Based on one of TIME’s two cover photos, some of those people appear to be Nvidia’s Jensen Huang, Tesla’s Elon Musk, OpenAI’s Sam Altman, Meta’s Mark Zuckerberg, AMD’s Lisa Su, Anthropic’s Dario Amodei, Google DeepMind’s Demis Hassabis, and World Labs’ Fei-Fei Li — all individuals who raced “both beside and against each other.” 

TIME writes that these individuals, through their multibillion-dollar bets on “one of the biggest physical infrastructure projects of all time,” have reshaped government policy, turned up the heat on geopolitical competition, and pushed AI adoption forward. 

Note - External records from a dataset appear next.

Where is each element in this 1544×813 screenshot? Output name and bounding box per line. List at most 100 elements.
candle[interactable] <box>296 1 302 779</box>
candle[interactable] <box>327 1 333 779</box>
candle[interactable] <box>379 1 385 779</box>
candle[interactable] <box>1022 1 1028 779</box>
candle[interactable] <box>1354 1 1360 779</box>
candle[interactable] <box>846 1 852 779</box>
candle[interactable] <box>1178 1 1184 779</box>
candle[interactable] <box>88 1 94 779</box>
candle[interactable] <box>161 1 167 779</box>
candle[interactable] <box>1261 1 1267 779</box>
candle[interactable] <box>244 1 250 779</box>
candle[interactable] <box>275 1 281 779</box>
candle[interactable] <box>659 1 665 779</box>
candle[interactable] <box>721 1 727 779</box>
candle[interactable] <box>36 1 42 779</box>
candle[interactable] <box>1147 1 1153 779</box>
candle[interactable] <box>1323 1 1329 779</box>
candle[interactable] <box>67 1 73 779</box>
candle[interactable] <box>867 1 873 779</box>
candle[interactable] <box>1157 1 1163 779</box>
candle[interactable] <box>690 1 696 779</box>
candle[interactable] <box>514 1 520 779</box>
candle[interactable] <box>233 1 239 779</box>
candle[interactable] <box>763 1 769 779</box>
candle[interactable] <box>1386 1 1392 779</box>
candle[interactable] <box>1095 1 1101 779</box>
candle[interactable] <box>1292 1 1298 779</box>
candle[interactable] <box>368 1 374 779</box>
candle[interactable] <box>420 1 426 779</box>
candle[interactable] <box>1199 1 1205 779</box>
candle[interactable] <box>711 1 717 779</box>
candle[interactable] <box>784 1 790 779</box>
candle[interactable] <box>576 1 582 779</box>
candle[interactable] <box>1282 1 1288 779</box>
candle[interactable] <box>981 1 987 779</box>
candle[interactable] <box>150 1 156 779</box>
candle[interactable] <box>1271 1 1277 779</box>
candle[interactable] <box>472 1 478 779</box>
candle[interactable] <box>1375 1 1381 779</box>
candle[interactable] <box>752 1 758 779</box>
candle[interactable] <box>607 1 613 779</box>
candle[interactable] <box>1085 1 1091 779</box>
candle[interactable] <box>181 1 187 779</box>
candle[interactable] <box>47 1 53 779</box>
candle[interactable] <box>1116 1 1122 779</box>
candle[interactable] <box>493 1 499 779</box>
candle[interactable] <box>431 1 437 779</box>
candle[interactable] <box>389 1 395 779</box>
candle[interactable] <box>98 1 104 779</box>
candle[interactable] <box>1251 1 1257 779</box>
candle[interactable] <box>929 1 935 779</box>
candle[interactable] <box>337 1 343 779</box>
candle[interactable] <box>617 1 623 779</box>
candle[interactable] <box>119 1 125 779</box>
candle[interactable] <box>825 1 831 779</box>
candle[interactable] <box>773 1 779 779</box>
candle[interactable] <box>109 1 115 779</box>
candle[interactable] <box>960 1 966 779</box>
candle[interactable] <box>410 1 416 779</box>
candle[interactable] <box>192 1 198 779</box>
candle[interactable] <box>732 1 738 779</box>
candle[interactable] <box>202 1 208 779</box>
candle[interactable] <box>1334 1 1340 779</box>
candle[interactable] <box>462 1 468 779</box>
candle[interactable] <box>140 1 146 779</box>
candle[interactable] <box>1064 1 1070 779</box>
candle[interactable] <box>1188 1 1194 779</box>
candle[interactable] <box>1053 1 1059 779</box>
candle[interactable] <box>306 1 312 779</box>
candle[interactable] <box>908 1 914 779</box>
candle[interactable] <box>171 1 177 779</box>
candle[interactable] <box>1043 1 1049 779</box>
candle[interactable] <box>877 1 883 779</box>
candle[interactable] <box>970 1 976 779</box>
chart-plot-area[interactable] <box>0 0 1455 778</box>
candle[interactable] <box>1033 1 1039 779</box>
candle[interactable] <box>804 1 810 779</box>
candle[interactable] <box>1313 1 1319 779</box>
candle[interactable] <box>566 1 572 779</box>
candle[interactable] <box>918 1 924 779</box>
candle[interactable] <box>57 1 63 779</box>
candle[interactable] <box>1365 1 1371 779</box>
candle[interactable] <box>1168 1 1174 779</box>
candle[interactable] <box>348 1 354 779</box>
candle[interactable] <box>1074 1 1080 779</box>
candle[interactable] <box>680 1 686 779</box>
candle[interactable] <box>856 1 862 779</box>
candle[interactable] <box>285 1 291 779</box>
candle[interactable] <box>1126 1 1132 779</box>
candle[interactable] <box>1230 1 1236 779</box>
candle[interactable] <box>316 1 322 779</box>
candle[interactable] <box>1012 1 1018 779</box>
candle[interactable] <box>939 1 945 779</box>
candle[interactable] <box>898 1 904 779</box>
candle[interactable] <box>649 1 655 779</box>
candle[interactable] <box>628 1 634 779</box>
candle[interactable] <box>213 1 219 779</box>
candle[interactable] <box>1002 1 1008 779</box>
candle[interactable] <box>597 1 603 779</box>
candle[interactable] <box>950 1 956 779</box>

This is the story of how AI changed our world in 2025, in new and exciting and sometimes frightening ways. It is the story of how Huang and other tech titans grabbed the wheel of history, developing technology and making decisions that are reshaping the information landscape, the climate, and our livelihoods… AI emerged as arguably the most consequential tool in great-power competition since the advent of nuclear weapons.

TIME only announced the news on Thursday morning, but images of the cover photo were leaked on prediction market Polymarket on Wednesday evening.